Now imagine having to deal with all these questions in 1963, in a world that was overwhelmingly hostile to the mere idea of black people existing, let alone excelling. And yet, here were 4 men who held unique positions during a unique time. By being some of the most respected and successful black people in the world, with varying degrees of white support or at least acceptance behind them, they could change the world. But how? How does one survive under such pressure and scrutiny? Especially when, as the film makes clear, these guys are all flawed in one way or another. Today I coincidentally finished reading Barack Obama’s most recent memoir A Promised Land, and one thing that strikes me in all of his memoirs is how he has had to grapple with all of these same questions: how to best help his community, how to present himself as more palatable to a prejuced society, how to handle controversies with outspoken religious leaders, etc.
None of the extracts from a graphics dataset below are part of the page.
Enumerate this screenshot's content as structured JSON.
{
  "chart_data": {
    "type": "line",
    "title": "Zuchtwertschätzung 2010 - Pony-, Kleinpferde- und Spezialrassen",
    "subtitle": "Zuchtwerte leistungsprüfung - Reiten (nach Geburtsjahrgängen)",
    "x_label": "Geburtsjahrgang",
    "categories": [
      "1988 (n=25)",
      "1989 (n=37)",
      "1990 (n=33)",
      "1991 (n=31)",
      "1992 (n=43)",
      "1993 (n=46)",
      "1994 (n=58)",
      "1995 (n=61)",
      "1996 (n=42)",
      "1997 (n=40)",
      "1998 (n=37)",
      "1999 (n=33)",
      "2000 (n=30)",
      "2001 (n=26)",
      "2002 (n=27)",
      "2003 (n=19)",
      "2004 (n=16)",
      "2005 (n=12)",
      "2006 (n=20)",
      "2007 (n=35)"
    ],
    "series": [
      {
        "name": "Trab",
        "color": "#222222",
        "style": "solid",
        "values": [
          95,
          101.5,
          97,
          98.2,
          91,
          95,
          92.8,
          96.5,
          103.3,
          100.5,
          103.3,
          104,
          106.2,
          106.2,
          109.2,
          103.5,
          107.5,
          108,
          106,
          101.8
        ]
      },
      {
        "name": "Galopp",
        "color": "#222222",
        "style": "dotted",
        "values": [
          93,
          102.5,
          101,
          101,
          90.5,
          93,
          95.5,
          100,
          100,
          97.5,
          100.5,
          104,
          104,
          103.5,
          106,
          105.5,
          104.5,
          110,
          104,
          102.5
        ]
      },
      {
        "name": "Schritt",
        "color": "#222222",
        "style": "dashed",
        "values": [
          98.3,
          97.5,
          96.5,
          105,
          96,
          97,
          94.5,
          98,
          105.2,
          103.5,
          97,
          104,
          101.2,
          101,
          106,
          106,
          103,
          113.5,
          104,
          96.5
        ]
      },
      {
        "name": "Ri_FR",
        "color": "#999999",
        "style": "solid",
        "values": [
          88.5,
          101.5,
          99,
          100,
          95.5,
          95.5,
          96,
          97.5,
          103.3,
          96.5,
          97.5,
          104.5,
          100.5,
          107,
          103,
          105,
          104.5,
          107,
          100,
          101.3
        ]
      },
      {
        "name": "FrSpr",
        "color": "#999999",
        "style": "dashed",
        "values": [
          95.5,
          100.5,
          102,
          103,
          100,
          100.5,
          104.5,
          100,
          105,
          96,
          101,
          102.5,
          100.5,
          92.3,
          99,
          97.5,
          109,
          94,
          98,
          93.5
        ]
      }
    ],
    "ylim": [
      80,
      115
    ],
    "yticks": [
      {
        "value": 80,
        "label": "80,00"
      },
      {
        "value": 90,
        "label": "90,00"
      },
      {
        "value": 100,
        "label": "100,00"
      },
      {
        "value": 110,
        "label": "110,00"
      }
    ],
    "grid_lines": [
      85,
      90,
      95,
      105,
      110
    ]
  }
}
How fascinating it would be to see Obama time travel back to this hotel room. It’s been over half a century and yet… I think they’d still have plenty to discuss.
So that’s the main power of the film: the issues it explores. But what about execution? Is it deserving of awards? I dunno. I still think it just works way better as a play. But the performances were all perfect. Leslie Odom Jr as Sam Cooke has generated some awards buzz, and I was equally impressed by Eli Goree as Cassius Clay and Kinglsey Ben-Adir as Malcolm X (both actors I had not heard of before). Aldis Hodge as Jim Brown was good, but his character didn’t really need to do much. Cinematography and production design were all on point. I admit I am terrible at understanding what makes a director good or bad, but I think King can be pretty proud of her film. So I think it’s a solid contender, but the over-reliance on dialogue holds it back from being a best picture winner for me.
NOTE: Nominations haven’t come out yet, so I may or may not update once we know what (if anything) this movie is up for.